14.1 Brønsted-Lowry Acids and Bases - Chemistry 2e _ OpenStax

Identify acids, bases, and conjugate acid-base pairs according to Brønsted-Lowry definition.
Write equations for acid and base ionization reactions.
Use the ion-product constant for water to calculate hydronium and hydroxide ion concentrations.
Describe the acid-base behavior of amphiprotic substances.

1680: Robert Boyle observed traits of acids, such as:
- Ability to dissolve substances.
- Changing colors of natural dyes.
- Losing traits upon contact with alkalis (bases).
18th century: Recognition of acids by:
- Sour taste.
- Reaction with limestone to release CO₂.
- Formation of neutral substances with alkalis.
1815: Humphry Davy demonstrated that hydrogen is essential in acids.
Around the same time, Joseph Louis Gay-Lussac concluded:
- Acids neutralize bases; defined in terms of each other.
1884: Svante Arrhenius defined:
- Acids yield hydronium ions in water.
- Bases yield hydroxide ions in water.
1923: Brønsted and Lowry proposed:
- Acids as proton donors and bases as proton acceptors.

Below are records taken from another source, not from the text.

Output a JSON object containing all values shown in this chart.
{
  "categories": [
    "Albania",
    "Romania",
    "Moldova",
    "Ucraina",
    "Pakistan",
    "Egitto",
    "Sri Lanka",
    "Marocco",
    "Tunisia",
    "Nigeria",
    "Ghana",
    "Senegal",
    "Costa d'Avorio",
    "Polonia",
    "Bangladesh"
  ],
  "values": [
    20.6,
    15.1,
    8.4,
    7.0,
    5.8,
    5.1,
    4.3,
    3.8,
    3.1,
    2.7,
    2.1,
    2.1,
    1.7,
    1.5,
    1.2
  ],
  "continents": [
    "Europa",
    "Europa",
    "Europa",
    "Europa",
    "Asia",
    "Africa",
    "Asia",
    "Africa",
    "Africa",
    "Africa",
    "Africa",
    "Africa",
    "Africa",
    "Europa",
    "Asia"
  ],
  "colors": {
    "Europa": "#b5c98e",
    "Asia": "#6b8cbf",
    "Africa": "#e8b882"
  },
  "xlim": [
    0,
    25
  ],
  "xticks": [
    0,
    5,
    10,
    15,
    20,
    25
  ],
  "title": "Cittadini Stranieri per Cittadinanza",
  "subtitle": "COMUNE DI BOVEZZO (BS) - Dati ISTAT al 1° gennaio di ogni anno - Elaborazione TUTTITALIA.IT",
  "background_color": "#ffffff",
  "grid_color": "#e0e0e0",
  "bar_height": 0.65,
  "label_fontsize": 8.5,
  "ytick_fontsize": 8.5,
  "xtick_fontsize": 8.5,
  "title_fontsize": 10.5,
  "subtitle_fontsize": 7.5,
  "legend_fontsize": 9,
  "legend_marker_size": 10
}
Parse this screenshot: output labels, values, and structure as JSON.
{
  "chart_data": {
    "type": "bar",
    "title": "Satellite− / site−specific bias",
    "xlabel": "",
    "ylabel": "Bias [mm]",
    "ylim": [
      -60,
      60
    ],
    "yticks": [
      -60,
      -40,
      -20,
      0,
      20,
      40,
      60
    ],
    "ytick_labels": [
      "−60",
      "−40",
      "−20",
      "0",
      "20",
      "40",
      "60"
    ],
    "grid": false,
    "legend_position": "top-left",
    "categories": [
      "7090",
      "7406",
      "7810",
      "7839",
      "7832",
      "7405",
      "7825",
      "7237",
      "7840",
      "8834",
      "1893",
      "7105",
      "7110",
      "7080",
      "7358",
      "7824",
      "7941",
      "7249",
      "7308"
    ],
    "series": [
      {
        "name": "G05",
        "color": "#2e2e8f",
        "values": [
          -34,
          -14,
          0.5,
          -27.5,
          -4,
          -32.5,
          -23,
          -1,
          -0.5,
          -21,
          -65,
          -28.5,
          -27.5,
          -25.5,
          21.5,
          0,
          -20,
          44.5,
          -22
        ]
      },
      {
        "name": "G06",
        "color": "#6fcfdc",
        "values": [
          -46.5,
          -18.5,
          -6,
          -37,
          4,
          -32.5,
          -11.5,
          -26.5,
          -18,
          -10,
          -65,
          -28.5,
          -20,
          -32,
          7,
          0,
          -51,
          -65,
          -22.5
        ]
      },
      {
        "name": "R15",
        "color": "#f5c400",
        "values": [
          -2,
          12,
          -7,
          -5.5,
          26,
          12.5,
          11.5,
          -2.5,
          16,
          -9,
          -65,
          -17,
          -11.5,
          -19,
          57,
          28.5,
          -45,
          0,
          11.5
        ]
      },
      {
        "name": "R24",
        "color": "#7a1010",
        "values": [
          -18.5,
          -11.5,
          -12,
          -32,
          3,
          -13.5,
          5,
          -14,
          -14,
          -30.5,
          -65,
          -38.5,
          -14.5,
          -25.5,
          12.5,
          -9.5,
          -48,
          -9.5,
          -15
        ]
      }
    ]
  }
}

Acid-base reaction involves proton transfer from an acid (donor) to a base (acceptor).
Conjugate pairs:
- Acid donates H⁺, remaining species is the conjugate base.
- Base accepts H⁺, forming conjugate acid.
- Example: Water and ammonia reaction:
  - Water donates a proton, becoming OH⁻ (conjugate base).
  - Ammonia accepts a proton, forming NH₄⁺ (conjugate acid).
Reverse reaction:
- OH⁻ accepts a proton from NH₄⁺.

Acid Ionization: Reaction between a Brønsted-Lowry acid and water.
- Example: Hydrogen fluoride (HF) ionizes in water to form hydronium ions (H₃O⁺) and fluoride ions (F⁻).
Base Ionization: Occurs when a base accepts protons from water.
- Example: Pyridine (C₅H₅N) ionizes in water, yielding hydroxide (OH⁻) and pyridinium ions (C₅H₅NH⁺).

Water can act as both an acid and a base:
- Donating protons (acid) in reactions.
- Accepting protons (base) in other reactions.
Compounds that can donate or accept protons are termed amphiprotic (or amphoteric).